Marmoset monkeys engineered to carry the gene for green fluorescent protein. The soles of the animals’ feet glow green when shown under UV light.
Courtesy of E. Sasaki et al., 2009

“The birth of this transgenic marmoset baby is undoubtedly a milestone,” write Gerald Schatten and Shoukhrat Mitalipov in a piece accompanying the paper, published today in the journal Nature. Scientists have previously created a menagerie of transgenic animals, including rats, rabbits, pigs, cows, cats, dogs, and even monkeys (in one study, scientists created monkeys that genetically mimic Huntington’s disease), but “no study has shown transmission of foreign DNA to gametes–the sperm and egg–which is essential for the generation of transgenic offspring. These offspring could then be bred to create transgenic-primate strains,” they add.

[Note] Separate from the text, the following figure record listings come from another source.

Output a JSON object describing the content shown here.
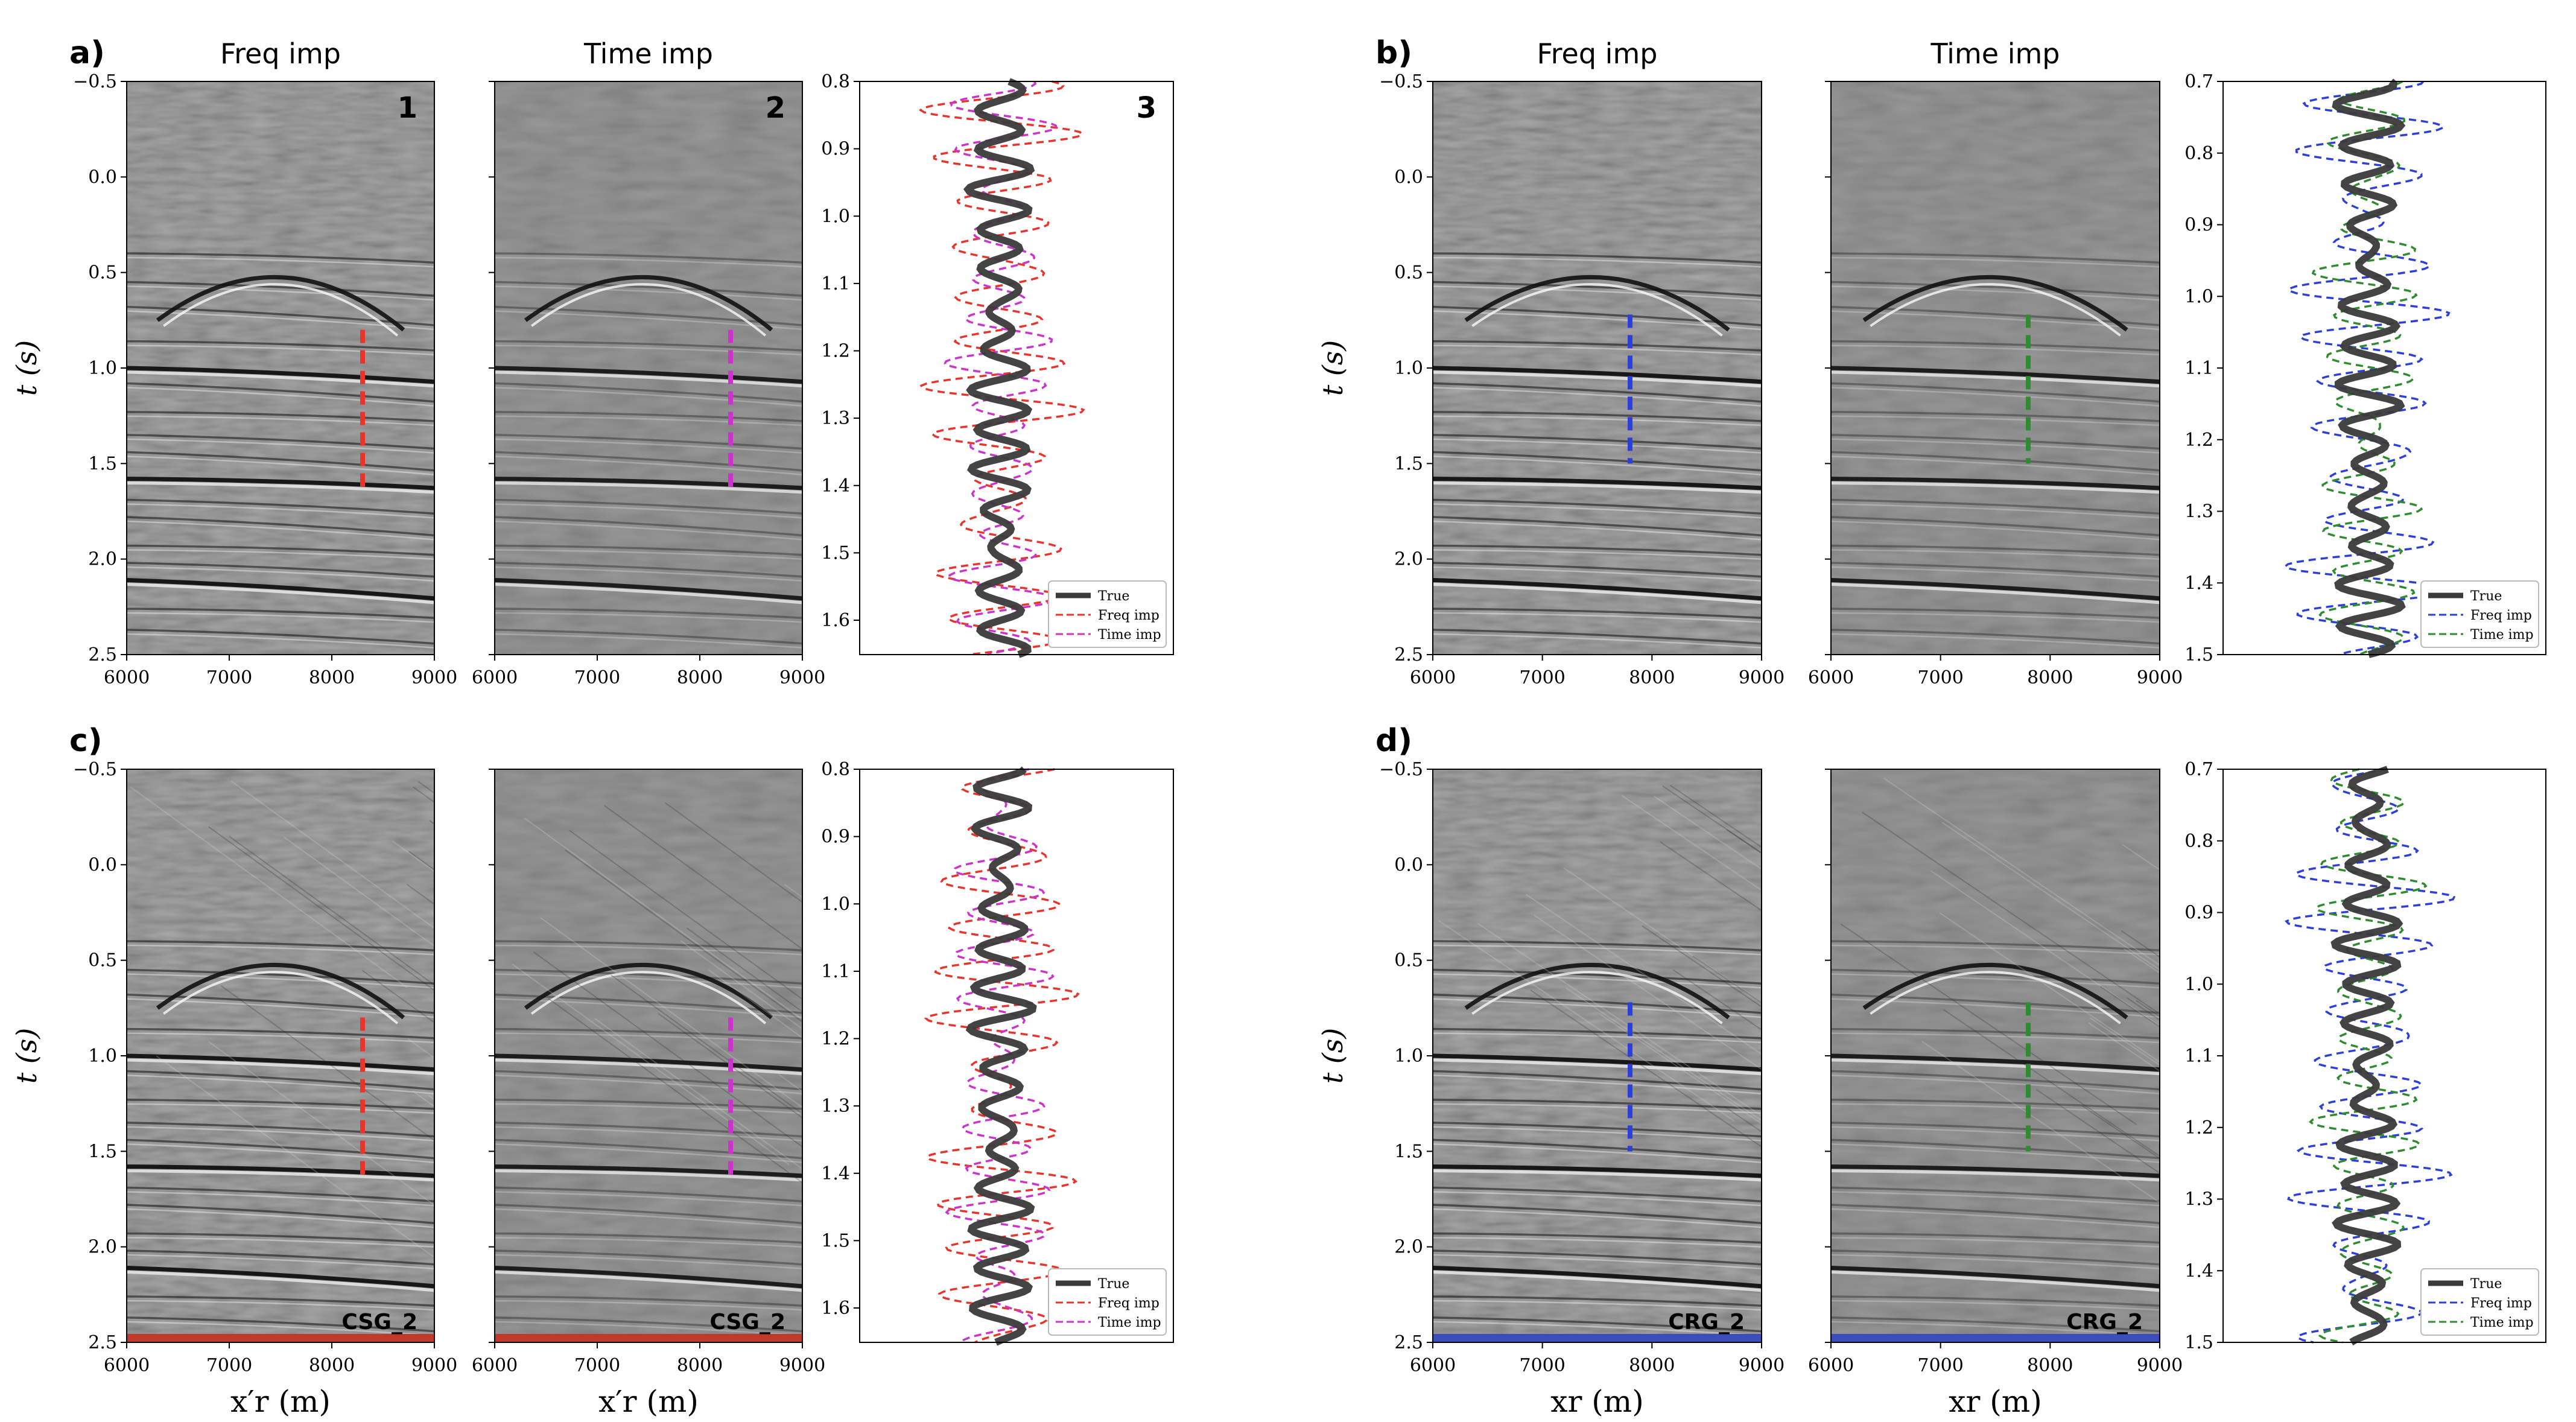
{
  "colors": {
    "red": "#e8342a",
    "magenta": "#cc33cc",
    "blue": "#2b3fd9",
    "green": "#2e8b2e",
    "true_line": "#3a3a3a",
    "seis_bg": "#808080"
  },
  "panels": [
    {
      "id": "a",
      "letter": "a)",
      "titles": [
        "Freq imp",
        "Time imp"
      ],
      "numbers": [
        "1",
        "2",
        "3"
      ],
      "xticks": [
        "6000",
        "7000",
        "8000",
        "9000"
      ],
      "yticks": [
        "−0.5",
        "0.0",
        "0.5",
        "1.0",
        "1.5",
        "2.0",
        "2.5"
      ],
      "ylabel": "t (s)",
      "xlabel": "",
      "corner_label": "",
      "pick_colors": [
        "red",
        "magenta"
      ],
      "pick_x": 8300,
      "trace_ticks": [
        "0.8",
        "0.9",
        "1.0",
        "1.1",
        "1.2",
        "1.3",
        "1.4",
        "1.5",
        "1.6"
      ],
      "legend": [
        "True",
        "Freq imp",
        "Time imp"
      ]
    },
    {
      "id": "b",
      "letter": "b)",
      "titles": [
        "Freq imp",
        "Time imp"
      ],
      "numbers": [],
      "xticks": [
        "6000",
        "7000",
        "8000",
        "9000"
      ],
      "yticks": [
        "−0.5",
        "0.0",
        "0.5",
        "1.0",
        "1.5",
        "2.0",
        "2.5"
      ],
      "ylabel": "t (s)",
      "xlabel": "",
      "corner_label": "",
      "pick_colors": [
        "blue",
        "green"
      ],
      "pick_x": 7800,
      "trace_ticks": [
        "0.7",
        "0.8",
        "0.9",
        "1.0",
        "1.1",
        "1.2",
        "1.3",
        "1.4",
        "1.5"
      ],
      "legend": [
        "True",
        "Freq imp",
        "Time imp"
      ]
    },
    {
      "id": "c",
      "letter": "c)",
      "titles": [],
      "numbers": [],
      "xticks": [
        "6000",
        "7000",
        "8000",
        "9000"
      ],
      "yticks": [
        "−0.5",
        "0.0",
        "0.5",
        "1.0",
        "1.5",
        "2.0",
        "2.5"
      ],
      "ylabel": "t (s)",
      "xlabel": "x′r (m)",
      "corner_label": "CSG_2",
      "pick_colors": [
        "red",
        "magenta"
      ],
      "pick_x": 8300,
      "trace_ticks": [
        "0.8",
        "0.9",
        "1.0",
        "1.1",
        "1.2",
        "1.3",
        "1.4",
        "1.5",
        "1.6"
      ],
      "legend": [
        "True",
        "Freq imp",
        "Time imp"
      ]
    },
    {
      "id": "d",
      "letter": "d)",
      "titles": [],
      "numbers": [],
      "xticks": [
        "6000",
        "7000",
        "8000",
        "9000"
      ],
      "yticks": [
        "−0.5",
        "0.0",
        "0.5",
        "1.0",
        "1.5",
        "2.0",
        "2.5"
      ],
      "ylabel": "t (s)",
      "xlabel": "xr (m)",
      "corner_label": "CRG_2",
      "pick_colors": [
        "blue",
        "green"
      ],
      "pick_x": 7800,
      "trace_ticks": [
        "0.7",
        "0.8",
        "0.9",
        "1.0",
        "1.1",
        "1.2",
        "1.3",
        "1.4",
        "1.5"
      ],
      "legend": [
        "True",
        "Freq imp",
        "Time imp"
      ]
    }
  ],
  "chart_data": [
    {
      "type": "heatmap",
      "title": "Freq imp",
      "panel": "a",
      "xlabel": "",
      "ylabel": "t (s)",
      "xlim": [
        6000,
        9000
      ],
      "ylim": [
        -0.5,
        2.5
      ],
      "pick_x": 8300,
      "pick_t": [
        0.8,
        1.65
      ]
    },
    {
      "type": "line",
      "panel": "a3",
      "series": [
        {
          "name": "True"
        },
        {
          "name": "Freq imp"
        },
        {
          "name": "Time imp"
        }
      ],
      "ylim": [
        0.8,
        1.65
      ]
    },
    {
      "type": "heatmap",
      "title": "Time imp",
      "panel": "b",
      "xlim": [
        6000,
        9000
      ],
      "ylim": [
        -0.5,
        2.5
      ],
      "pick_x": 7800,
      "pick_t": [
        0.7,
        1.5
      ]
    },
    {
      "type": "line",
      "panel": "b3",
      "series": [
        {
          "name": "True"
        },
        {
          "name": "Freq imp"
        },
        {
          "name": "Time imp"
        }
      ],
      "ylim": [
        0.7,
        1.5
      ]
    }
  ]
}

The ability to genetically engineer primates is essential for creating more-accurate animal models of human diseases, especially neurological ones. For example, Schatten and Mitalipov say,

Mice engineered to express the cystic fibrosis gene, for example, do not develop the lung problems that typify this disorder … Disorders of higher brain function, such as Alzheimer’s disease, are especially challenging to reproduce in rodents, and here, as with many other diseases, it is our closest animal relatives–the non-human primates–that offer potentially invaluable biological models.

To create the transgenic monkeys, researchers injected viruses carrying the gene for GFP into 91 marmoset embryos. Eighty healthy transgenic embryos were then transplanted into surrogate mothers, who birthed five glowing offspring. Three glowing second-generation marmosets have been born since April.